L'armée fait probablement référence à une installation située à Parchin, au sud-est de Téhéran, où, selon l'Institut pour la science et la sécurité internationale, un organisme basé aux Etats-Unis spécialisé dans la surveillance de la prolifération nucléaire, l'Iran mène des activités militaires secrètes.

"L'armée israélienne a récemment découvert que le régime avait pris des mesures pour réhabiliter le complexe après qu'il a été frappé en octobre 2024", poursuit le texte.

Début mars, l'armée israélienne avait annoncé avoir frappé un centre militaire souterrain secret du programme nucléaire de l'Iran dans la région de Téhéran, où d'après elle des scientifiques travaillaient sur "un élément clé de la capacité du régime iranien à développer des armes atomiques".

Israël et les Occidentaux affirment que l'Iran cherche à se doter de l'arme atomique, ce que la République islamique dément tout en défendant son droit à développer un programme nucléaire civil.

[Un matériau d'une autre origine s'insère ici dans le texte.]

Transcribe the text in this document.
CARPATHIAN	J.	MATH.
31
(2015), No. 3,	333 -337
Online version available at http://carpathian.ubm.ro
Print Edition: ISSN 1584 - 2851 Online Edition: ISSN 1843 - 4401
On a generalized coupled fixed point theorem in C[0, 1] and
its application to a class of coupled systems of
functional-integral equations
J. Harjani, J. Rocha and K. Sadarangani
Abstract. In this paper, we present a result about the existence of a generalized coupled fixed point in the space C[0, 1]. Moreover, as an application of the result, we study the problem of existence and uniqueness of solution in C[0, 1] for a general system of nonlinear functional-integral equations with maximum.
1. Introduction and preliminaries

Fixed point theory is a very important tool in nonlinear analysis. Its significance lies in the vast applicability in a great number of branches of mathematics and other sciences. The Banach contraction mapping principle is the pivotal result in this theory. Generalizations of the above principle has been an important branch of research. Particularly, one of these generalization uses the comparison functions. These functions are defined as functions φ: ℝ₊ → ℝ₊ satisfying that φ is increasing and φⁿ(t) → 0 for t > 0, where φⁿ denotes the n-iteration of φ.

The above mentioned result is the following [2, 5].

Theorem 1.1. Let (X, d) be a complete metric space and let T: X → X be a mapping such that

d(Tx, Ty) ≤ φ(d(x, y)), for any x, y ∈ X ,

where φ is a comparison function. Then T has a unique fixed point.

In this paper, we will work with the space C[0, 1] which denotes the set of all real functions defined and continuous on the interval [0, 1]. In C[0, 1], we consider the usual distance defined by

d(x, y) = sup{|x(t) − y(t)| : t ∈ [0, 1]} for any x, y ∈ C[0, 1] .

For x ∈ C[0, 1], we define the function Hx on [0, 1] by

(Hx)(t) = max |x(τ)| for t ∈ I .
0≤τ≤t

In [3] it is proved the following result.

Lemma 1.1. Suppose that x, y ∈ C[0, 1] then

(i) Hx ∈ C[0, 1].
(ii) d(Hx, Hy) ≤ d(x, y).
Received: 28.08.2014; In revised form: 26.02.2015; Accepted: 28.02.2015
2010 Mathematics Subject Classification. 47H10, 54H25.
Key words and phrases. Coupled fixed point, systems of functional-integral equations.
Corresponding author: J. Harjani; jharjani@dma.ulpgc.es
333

Israël a lancé le 28 février, conjointement avec les Etats-Unis, une offensive massive pour faire disparaître la "menace existentielle" que représentent selon lui les programmes nucléaire et balistique iraniens.

Les responsables israéliens affirment que Téhéran avait intensifié ses efforts pour se doter de l'arme atomique depuis la fin de la guerre de 12 jours déclenchée en juin 2025 par Israël, au cours de laquelle les Etats-Unis avaient bombardé trois installations nucléaires, dont une usine d'enrichissement.